Dla wielu osób YouTube stał się głównym miejscem do oglądania materiałów wideo. Nie powinno to nikogo dziwić – platforma oferuje ogromną bibliotekę treści o różnej tematyce, które dostępne są bezpłatnie. No dobrze, trzeba pogodzić się z reklamami, ale wciąż nie są one tak irytujące, jak chociażby długie bloki reklamowe w telewizji.

Widzowie, którzy na YouTube spędzają sporo wolnego czasu, często subskrybują długą listę kanałów. Z czasem, gdy obserwowanych pozycji przybywa, sekcja „Subskrypcje” staje się mniej czytelna i łatwo o przeoczenie wybranych pozycji. W związku z tym, Google podjęło decyzję o wdrożeniu filtrów, które służą do posortowania materiałów.

W aplikacji YouTube na iOS dostępnych jest sześć filtrów:

  • Wszystko – ustawienie domyślne, zawierające listę wszystkich filmów z kanałów, które obserwujemy,
  • Dziś – materiały opublikowane w ciągu ostatnich 24 godzin,
  • Oglądaj dalej – filmy, które zaczęliśmy oglądać, ale jeszcze ich nie skończyliśmy,
  • Nieobejrzane – filmy, których jeszcze w ogóle nie oglądaliśmy,
  • Na żywo – transmisje prowadzone na żywo,
  • Posty – skupia się na funkcjach społecznościowych, czyli postach publikowanych przez obserwowane kanały.

Google informuje, iż podczas testów zauważono, że filtry subskrypcji zachęcają użytkowników do częstszego odwiedzania sekcji z obserwowanymi kanałami. Dzięki nim widzowie mają m.in. wygodniejszy dostęp do najnowszych materiałów.

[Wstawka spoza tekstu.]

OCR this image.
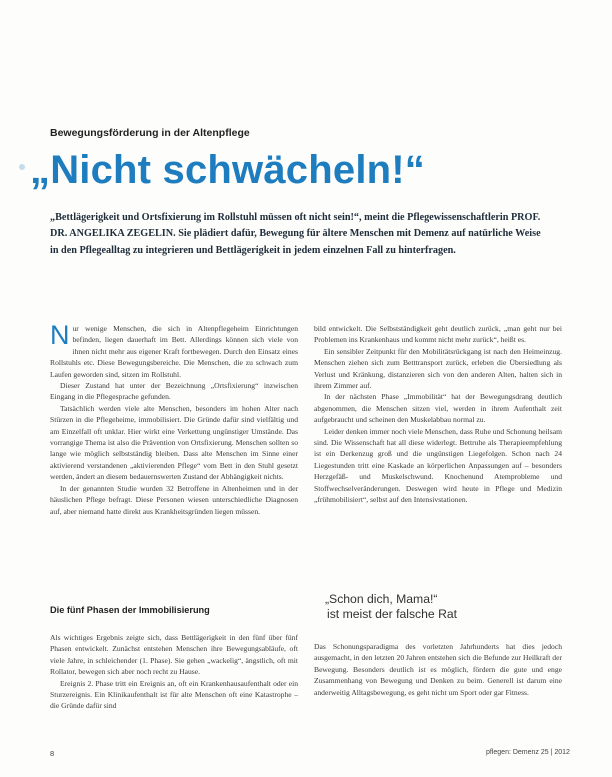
Bewegungsförderung in der Altenpflege
„Nicht schwächeln!“
„Bettlägerigkeit und Ortsfixierung im Rollstuhl müssen oft nicht sein!“, meint die Pflegewissenschaftlerin PROF. DR. ANGELIKA ZEGELIN. Sie plädiert dafür, Bewegung für ältere Menschen mit Demenz auf natürliche Weise in den Pflegealltag zu integrieren und Bettlägerigkeit in jedem einzelnen Fall zu hinterfragen.

Nur wenige Menschen, die sich in Altenpflegeheim Einrichtungen befinden, liegen dauerhaft im Bett. Allerdings können sich viele von ihnen nicht mehr aus eigener Kraft fortbewegen. Durch den Einsatz eines Rollstuhls etc. Diese Bewegungsbereiche. Die Menschen, die zu schwach zum Laufen geworden sind, sitzen im Rollstuhl.

Dieser Zustand hat unter der Bezeichnung „Ortsfixierung“ inzwischen Eingang in die Pflegesprache gefunden.

Tatsächlich werden viele alte Menschen, besonders im hohen Alter nach Stürzen in die Pflegeheime, immobilisiert. Die Gründe dafür sind vielfältig und am Einzelfall oft unklar. Hier wirkt eine Verkettung ungünstiger Umstände. Das vorrangige Thema ist also die Prävention von Ortsfixierung. Menschen sollten so lange wie möglich selbstständig bleiben. Dass alte Menschen im Sinne einer aktivierend verstandenen „aktivierenden Pflege“ vom Bett in den Stuhl gesetzt werden, ändert an diesem bedauernswerten Zustand der Abhängigkeit nichts.

In der genannten Studie wurden 32 Betroffene in Altenheimen und in der häuslichen Pflege befragt. Diese Personen wiesen unterschiedliche Diagnosen auf, aber niemand hatte direkt aus Krankheitsgründen liegen müssen.

bild entwickelt. Die Selbstständigkeit geht deutlich zurück, „man geht nur bei Problemen ins Krankenhaus und kommt nicht mehr zurück“, heißt es.

Ein sensibler Zeitpunkt für den Mobilitätsrückgang ist nach den Heimeinzug. Menschen ziehen sich zum Betttransport zurück, erleben die Übersiedlung als Verlust und Kränkung, distanzieren sich von den anderen Alten, halten sich in ihrem Zimmer auf.

In der nächsten Phase „Immobilität“ hat der Bewegungsdrang deutlich abgenommen, die Menschen sitzen viel, werden in ihrem Aufenthalt zeit aufgebraucht und scheinen den Muskelabbau normal zu.

Leider denken immer noch viele Menschen, dass Ruhe und Schonung heilsam sind. Die Wissenschaft hat all diese widerlegt. Bettruhe als Therapieempfehlung ist ein Derkenzug groß und die ungünstigen Liegefolgen. Schon nach 24 Liegestunden tritt eine Kaskade an körperlichen Anpassungen auf – besonders Herzgefäß- und Muskelschwund. Knochenund Atemprobleme und Stoffwechselveränderungen. Deswegen wird heute in Pflege und Medizin „frühmobilisiert“, selbst auf den Intensivstationen.

Die fünf Phasen der Immobilisierung

Als wichtiges Ergebnis zeigte sich, dass Bettlägerigkeit in den fünf über fünf Phasen entwickelt. Zunächst entstehen Menschen ihre Bewegungsabläufe, oft viele Jahre, in schleichender (1. Phase). Sie gehen „wackelig“, ängstlich, oft mit Rollator, bewegen sich aber noch recht zu Hause.

Ereignis 2. Phase tritt ein Ereignis an, oft ein Krankenhausaufenthalt oder ein Sturzereignis. Ein Klinikaufenthalt ist für alte Menschen oft eine Katastrophe – die Gründe dafür sind

„Schon dich, Mama!“
ist meist der falsche Rat

Das Schonungsparadigma des vorletzten Jahrhunderts hat dies jedoch ausgemacht, in den letzten 20 Jahren entstehen sich die Befunde zur Heilkraft der Bewegung. Besonders deutlich ist es möglich, fördern die gute und enge Zusammenhang von Bewegung und Denken zu beim. Generell ist darum eine anderweitig Alltagsbewegung, es geht nicht um Sport oder gar Fitness.

8	pflegen: Demenz 25 | 2012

Pierwszy iOS, dopiero później Android

Nowość jest globalnie wdrażana w aplikacji na iOS. Powinna być już widoczna również u polskich użytkowników. Jak wspomniałem we wstępie, właściciele smartfonów z Androidem muszą uzbroić się w cierpliwość. Nie została bowiem podana data udostępnienia tej funkcji – wiemy tylko, że pojawi się ona w przyszłości.

Na szczęście nie jest to aż tak znacząca zmiana, aby użytkownicy Androida mieli naprawdę czego żałować. Mimo tego, to jak najbardziej przyjemny dodatek, gdy subskrybujemy wiele kanałów.